Next I created a dbcc_user login on the server, specifically for performing DBCC CHECKDB, added it to the sysadmin server role, and created a classifier function to place connections from this login into the wg_Maint group for testing the effects of reducing the memory grant for DBCC CHECKDB.

USE [master];
GO
CREATE LOGIN [dbcc_user] WITH PASSWORD=N'R3@lly$tr0ngP@$$w0rd!', DEFAULT_DATABASE=[master], CHECK_EXPIRATION=OFF, CHECK_POLICY=OFF;
GO
ALTER SERVER ROLE [sysadmin] ADD MEMBER [dbcc_user];
GO

--- Create the classifier function
CREATE FUNCTION fnRGClassifier()
RETURNS SYSNAME
WITH SCHEMABINDING
AS
BEGIN
     DECLARE @group SYSNAME;
     IF(SUSER_NAME() = 'dbcc_user')
     BEGIN
          SET @group =  N'wg_Maint';
     END
--- Use the default workload group if there is no match on the lookup.
     ELSE
        BEGIN
             SET @group =  N'default';
       END
       RETURN @group;
END
GO

--- Reconfigure the Resource Governor to use the new function
ALTER RESOURCE GOVERNOR with (CLASSIFIER_FUNCTION = dbo.fnRGClassifier);
ALTER RESOURCE GOVERNOR RECONFIGURE;
GO

Next I changed the test harness to login as the dbcc_user and reran the series of tests an additional four times with the following averages for the results of each test:

1GB Memory Grant Results

1GB Memory Grant Results

Reviewing the data, you will see that the elapsed time decreased for all of the tests, while the tempdb usage did not increase significantly as a result of running with only 1GB of execution memory granted.  This reduction in execution memory allowed the remaining 9GB to be used by the data cache for database pages during the tests, which was confirmed by capturing the Memory Manager and Buffer Manager performance counters for the instance during the testing.

I then decided to see what different memory effects had and ran the tests at 2GB, 520MB and 240MB by changing the Workload Group REQUEST_MAX_MEMORY_GRANT_PERCENT to values of 50%, 13%, and 6% respectively.  Using the same series of tests for additional times per configuration.  The following averages were observed after all of the tests were completed:

Additional Lower Memory Grant Results

Additional Lower Memory Grant Results

From the results, the only time that tempdb usage increased, was for the 240MB execution grant size and then only for the DOP 32 and DOP 16 tests.  The total increase in tempdb usage was roughly 300MB in the worst case, which is considerably smaller than the gains in data cache space savings by reducing the execution memory grant size for DBCC CHECKDB.  The fastest average execution time for this specific database was obtained by using 520MB for all of the levels of DOP that were tested.

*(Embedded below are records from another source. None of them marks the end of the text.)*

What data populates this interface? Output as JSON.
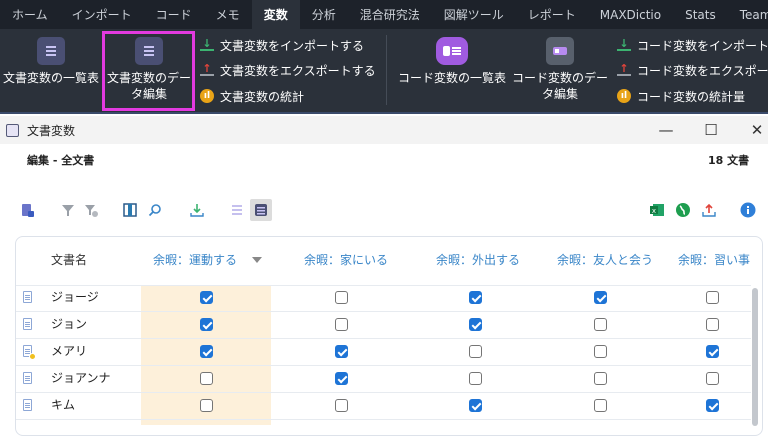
{
  "menu": {
    "tabs": [
      "ホーム",
      "インポート",
      "コード",
      "メモ",
      "変数",
      "分析",
      "混合研究法",
      "図解ツール",
      "レポート",
      "MAXDictio",
      "Stats",
      "TeamC"
    ],
    "active_index": 4
  },
  "ribbon": {
    "doc_vars_list": "文書変数の一覧表",
    "doc_vars_edit_line1": "文書変数のデー",
    "doc_vars_edit_line2": "タ編集",
    "doc_import": "文書変数をインポートする",
    "doc_export": "文書変数をエクスポートする",
    "doc_stats": "文書変数の統計",
    "code_vars_list": "コード変数の一覧表",
    "code_vars_edit_line1": "コード変数のデー",
    "code_vars_edit_line2": "タ編集",
    "code_import": "コード変数をインポート",
    "code_export": "コード変数をエクスポー",
    "code_stats": "コード変数の統計量"
  },
  "window": {
    "title": "文書変数",
    "minimize": "—",
    "maximize": "☐",
    "close": "✕"
  },
  "subheader": {
    "left": "編集 - 全文書",
    "right": "18 文書"
  },
  "table": {
    "name_header": "文書名",
    "columns": [
      "余暇：運動する",
      "余暇：家にいる",
      "余暇：外出する",
      "余暇：友人と会う",
      "余暇：習い事"
    ],
    "rows": [
      {
        "name": "ジョージ",
        "values": [
          true,
          false,
          true,
          true,
          false
        ],
        "memo": false
      },
      {
        "name": "ジョン",
        "values": [
          true,
          false,
          true,
          false,
          false
        ],
        "memo": false
      },
      {
        "name": "メアリ",
        "values": [
          true,
          true,
          false,
          false,
          true
        ],
        "memo": true
      },
      {
        "name": "ジョアンナ",
        "values": [
          false,
          true,
          false,
          false,
          false
        ],
        "memo": false
      },
      {
        "name": "キム",
        "values": [
          false,
          false,
          true,
          false,
          true
        ],
        "memo": false
      }
    ]
  },
  "icons": {
    "toolbar": [
      "document-filter-icon",
      "funnel-icon",
      "clear-filter-icon",
      "columns-icon",
      "search-icon",
      "import-icon",
      "doc-list-icon",
      "doc-edit-icon"
    ],
    "right": [
      "excel-icon",
      "globe-icon",
      "export-icon",
      "info-icon"
    ]
  },
  "colors": {
    "accent_blue": "#1e74d6",
    "highlight_box": "#e33ae0",
    "column_highlight": "#fdf0da"
  }
}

After completing this testing, Paul and I spent an hour on a call reviewing the spinlock stats, the wait stats, and the latch stats for each of the tests to try to identify why performance improved by reducing the execution memory grant with Resource Governor like this.  The only thing that pointed to an explanation for the improvement in performance is the higher amount of memory available for database pages as a result of reducing the execution memory grant.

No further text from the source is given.